The Soutelle Report noted a high dropout rate, and that it would take eight years of schooling to produce an elementary school graduate.
Many schools were ill-equipped to provide knowledge on contemporary issues; teachers complained about lack of appropriate teaching materials and felt that they lacked sufficient knowledge. EDCOM also found a high dropout rate especially in the rural areas, too little investment in education, a low achievement rate of pupils, and disparities in access to education.
In 2012, the Philippine Institute of Development Studies (PIDS) reported on inequality of access to kindergarten education and day care centers, as well as the poor quality of preschool learning, and poor survival rate in early education. Of those who entered Grade I, only three out of four finished Grade 6. Both elementary and secondary education were found to be of poor quality.
The 1987 Constitution addressed most of these concerns through provisions that emphasized “critical thinking and creativity,” encouraging self-and independent learning, and the development of informal, nonformal and indigenous learning systems.
The Governance Act for Basic Education subsequently stipulated the establishment of an alternative learning system to provide out-of-school children, youth, and adult populations with basic education.
From the above, we can conclude that over the past 12 decades or so, we have been experiencing crisis in one form or another.
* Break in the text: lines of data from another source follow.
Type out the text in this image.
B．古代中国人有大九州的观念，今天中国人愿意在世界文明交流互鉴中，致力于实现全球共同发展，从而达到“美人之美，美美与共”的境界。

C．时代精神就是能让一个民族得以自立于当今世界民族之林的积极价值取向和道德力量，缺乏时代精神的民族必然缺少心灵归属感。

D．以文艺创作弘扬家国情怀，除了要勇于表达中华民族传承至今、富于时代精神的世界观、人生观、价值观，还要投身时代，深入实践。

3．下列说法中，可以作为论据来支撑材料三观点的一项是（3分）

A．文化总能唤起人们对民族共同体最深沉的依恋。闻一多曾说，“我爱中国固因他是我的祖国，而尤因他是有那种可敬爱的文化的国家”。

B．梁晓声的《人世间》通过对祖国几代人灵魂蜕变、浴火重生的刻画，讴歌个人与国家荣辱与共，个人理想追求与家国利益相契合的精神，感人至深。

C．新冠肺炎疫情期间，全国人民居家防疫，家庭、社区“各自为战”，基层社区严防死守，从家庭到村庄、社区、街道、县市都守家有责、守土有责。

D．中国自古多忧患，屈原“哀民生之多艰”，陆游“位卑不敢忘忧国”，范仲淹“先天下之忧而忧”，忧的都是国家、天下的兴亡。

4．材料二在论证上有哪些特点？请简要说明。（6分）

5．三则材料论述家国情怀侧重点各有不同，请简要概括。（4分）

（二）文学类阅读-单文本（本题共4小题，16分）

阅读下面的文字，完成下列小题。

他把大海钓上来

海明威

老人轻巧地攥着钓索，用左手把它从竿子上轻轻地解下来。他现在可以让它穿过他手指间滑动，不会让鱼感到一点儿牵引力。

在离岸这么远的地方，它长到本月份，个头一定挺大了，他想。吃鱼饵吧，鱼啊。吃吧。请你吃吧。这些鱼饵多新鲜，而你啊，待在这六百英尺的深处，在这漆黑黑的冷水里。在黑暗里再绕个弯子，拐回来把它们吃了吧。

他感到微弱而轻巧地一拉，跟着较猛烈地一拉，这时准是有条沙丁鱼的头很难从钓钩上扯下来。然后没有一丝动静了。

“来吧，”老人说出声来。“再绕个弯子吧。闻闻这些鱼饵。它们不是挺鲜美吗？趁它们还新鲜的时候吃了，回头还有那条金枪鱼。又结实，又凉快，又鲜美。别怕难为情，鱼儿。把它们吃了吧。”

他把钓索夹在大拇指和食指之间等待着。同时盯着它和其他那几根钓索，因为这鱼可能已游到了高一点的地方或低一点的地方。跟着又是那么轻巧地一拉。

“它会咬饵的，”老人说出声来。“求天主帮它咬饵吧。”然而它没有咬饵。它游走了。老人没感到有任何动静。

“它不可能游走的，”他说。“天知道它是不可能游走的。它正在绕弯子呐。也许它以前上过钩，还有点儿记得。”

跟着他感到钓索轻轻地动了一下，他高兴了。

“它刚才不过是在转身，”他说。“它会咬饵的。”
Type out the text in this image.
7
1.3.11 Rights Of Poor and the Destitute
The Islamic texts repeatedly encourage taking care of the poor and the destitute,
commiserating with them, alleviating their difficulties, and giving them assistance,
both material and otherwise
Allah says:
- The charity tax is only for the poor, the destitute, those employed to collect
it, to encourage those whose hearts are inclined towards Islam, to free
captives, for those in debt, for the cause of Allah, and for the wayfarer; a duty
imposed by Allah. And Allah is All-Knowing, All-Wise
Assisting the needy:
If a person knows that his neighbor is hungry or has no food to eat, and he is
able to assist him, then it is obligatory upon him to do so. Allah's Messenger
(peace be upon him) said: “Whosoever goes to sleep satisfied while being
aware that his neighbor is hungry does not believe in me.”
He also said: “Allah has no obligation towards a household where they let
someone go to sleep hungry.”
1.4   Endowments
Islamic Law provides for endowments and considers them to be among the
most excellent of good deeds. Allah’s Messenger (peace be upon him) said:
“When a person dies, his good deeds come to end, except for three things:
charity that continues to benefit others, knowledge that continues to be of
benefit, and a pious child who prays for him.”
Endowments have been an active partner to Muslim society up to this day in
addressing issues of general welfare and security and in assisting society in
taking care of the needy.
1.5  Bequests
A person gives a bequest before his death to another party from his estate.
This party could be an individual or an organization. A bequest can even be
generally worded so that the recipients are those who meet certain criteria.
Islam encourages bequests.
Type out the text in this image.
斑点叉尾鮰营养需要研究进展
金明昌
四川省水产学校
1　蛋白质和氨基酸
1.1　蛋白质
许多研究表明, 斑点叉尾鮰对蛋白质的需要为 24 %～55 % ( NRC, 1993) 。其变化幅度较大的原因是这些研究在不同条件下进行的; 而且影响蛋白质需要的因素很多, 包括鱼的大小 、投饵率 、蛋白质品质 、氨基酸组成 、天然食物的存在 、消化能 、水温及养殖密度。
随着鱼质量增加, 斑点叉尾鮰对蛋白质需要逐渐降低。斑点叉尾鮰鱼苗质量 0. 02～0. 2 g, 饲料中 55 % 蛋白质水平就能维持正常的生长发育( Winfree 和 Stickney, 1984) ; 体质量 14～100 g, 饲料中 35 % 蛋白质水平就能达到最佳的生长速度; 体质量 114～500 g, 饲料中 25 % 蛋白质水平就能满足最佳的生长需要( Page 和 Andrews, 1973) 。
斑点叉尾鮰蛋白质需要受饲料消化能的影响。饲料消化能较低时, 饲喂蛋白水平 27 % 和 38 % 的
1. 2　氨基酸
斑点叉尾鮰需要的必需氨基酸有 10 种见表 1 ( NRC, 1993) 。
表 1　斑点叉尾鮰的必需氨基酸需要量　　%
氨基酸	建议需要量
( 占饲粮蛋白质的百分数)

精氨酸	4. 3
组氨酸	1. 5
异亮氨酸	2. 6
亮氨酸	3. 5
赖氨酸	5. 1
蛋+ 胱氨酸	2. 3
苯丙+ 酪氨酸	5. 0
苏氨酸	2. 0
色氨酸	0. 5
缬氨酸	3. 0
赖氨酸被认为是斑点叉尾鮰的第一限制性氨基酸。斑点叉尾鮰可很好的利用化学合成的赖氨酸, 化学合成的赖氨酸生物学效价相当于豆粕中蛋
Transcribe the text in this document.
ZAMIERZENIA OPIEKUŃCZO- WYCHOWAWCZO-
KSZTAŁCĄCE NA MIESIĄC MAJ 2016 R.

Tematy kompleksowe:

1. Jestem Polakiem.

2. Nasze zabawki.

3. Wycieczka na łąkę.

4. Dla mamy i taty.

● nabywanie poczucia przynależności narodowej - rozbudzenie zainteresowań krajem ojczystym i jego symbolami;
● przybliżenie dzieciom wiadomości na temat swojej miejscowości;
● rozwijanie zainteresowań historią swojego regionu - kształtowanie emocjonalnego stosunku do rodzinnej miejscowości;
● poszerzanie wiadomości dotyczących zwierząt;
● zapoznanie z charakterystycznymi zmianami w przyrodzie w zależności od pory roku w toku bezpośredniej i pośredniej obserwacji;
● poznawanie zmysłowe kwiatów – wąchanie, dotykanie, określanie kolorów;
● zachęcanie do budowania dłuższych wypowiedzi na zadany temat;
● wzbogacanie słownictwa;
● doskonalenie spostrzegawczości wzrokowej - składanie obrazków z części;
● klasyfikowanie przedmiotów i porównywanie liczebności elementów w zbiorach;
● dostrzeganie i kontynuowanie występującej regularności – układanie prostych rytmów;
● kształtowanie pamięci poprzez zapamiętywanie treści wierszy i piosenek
But it had to take a pandemic and the 2018 report by the Programme for International Student Assessment (PISA) for us to openly acknowledge that indeed, we are in a deep crisis. As most know by now, our students ranked last in reading and second to the last in mathematics and science in comparison with students from 79 countries.
Research studies done by UNESCO and other groups of scholars have shown that students learn how to read and write faster when taught in a language spoken by the child at home. Multilingual children have the advantages of enhanced memory, language learning skills, as well as multitasking activities. They feel more comfortable asking and answering questions, sharing their thoughts and doing things on their own. These behaviors foster critical skills. It means that they are more in control of their learning.
Research in countries where students learn first in their mother tongue learned foreign languages faster than others. Thus, our students who participated in the PISA assessment were in a way disadvantaged as they have been taught in a foreign language.
It will be remembered that the introduction of the Mother Tongue-based Multilingual approach to learning or MTB-MLE, the program based on Republic Act of 2013 or the Enhanced Basic Education Act of 2013 was fairly recent. Although it was introduced with the K to 12 Basic Education Program, it is still struggling with birth pains, like the lack of adequate learning materials and well-trained teachers.
It requires considerable investment – for the training of teachers, sourcing and development of materials in some eight native languages.
The inequality in access to learning as well as quality of instruction had been exacerbated by COVID-19. Some 171 million pupils enrolled in primary and secondary schools all over the world have been affected due to school closures.
In the Philippines, some 2.3 million students were forced to drop out for varying reasons, among them, problems of connectivity, health, apathy, tardiness, absenteeism, and computer illiteracy. Parents have complained about having to spend 40 percent more to support online learning.
Bridging these serious gaps, among them, lack of enough trained teachers, and quality learning materials, and connectivity, all needing larger investments would require continuing advocacy and collaboration among stakeholders.
Considering all these challenges –a budget which is one of the lowest in the ASEAN –17 percent of the national budget while many of our neighbors are spending 20 percent or more; a huge student and teacher population (27,770 million enrolled at beginning of school year and 800,000 teachers); the sudden shift to distance learning and having to face what she describes as “alarmist, false information, as she is focused on telling the truth; as she tries to contextualize the curriculum to make it relevant –these are all herculean tasks for one who should be enjoying a peaceful retirement.
I think that at the end of the day, we shall prevail. We have many talented, wise, and well-intentioned stakeholders who are aware of what needs to be done and how to go about it.